Abstract

Purpose: Heterogeneous tissue‐lung and tissue‐bone phantoms have been constructed for the purpose of developing an extended data set of doses measured in different media, particularly at, or near, interfaces. Method and Materials: Data have been acquired with Kodak EDR2 film for a Varian 2300cd (6 and 25 MV) and an Elekta Synergy (6, 10 and 18 MV) linear accelerator. These data have been compiled for use in evaluating different planning system calculation algorithms. Ones we reviewed, as examples, included Pinnacle and the correction‐based, older version of Eclipse. The data were taken with the intent of exploring the limits in the capabilities of planning systems to handle both energy and small‐field effects. As such, data extended from 2×2 to 10×10 cm2 field sizes over the available range of energies. It is also becoming increasingly important to find some method of checking monitor units generated by these planning systems when heterogeneities are included.

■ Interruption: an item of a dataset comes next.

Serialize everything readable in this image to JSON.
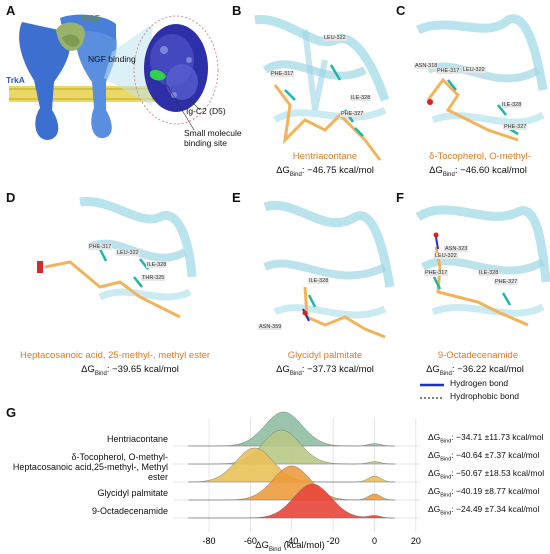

To this end, we also evaluated the range of performance accuracy for two, familiar 1‐dimensional inhomogeneity correction factors (ICF): a variation on the primary transmission‐based effective attenuation method and the TMR ratio method. Results & Conclusion: We found, as have others, that Pinnacle predicts doses to, generally, within ±5%, even near interfaces over the full range of energies and field sizes tested. Eclipse (pre‐AAA model) Batho and equivalent TAR algorithms were equivalent to, or poorer than the 1‐dimensional ICF corrections, particularly with increasing energy and decreasing field size. The effective attenuation and TMR ratio methods were adequate for 6 MV, even for 2×2 fields and appear to have application for 6×6 fields and larger at all energies. In the interest of patient safety, we recommend that some type of corrected backup calculation be done to verify every treatment plan.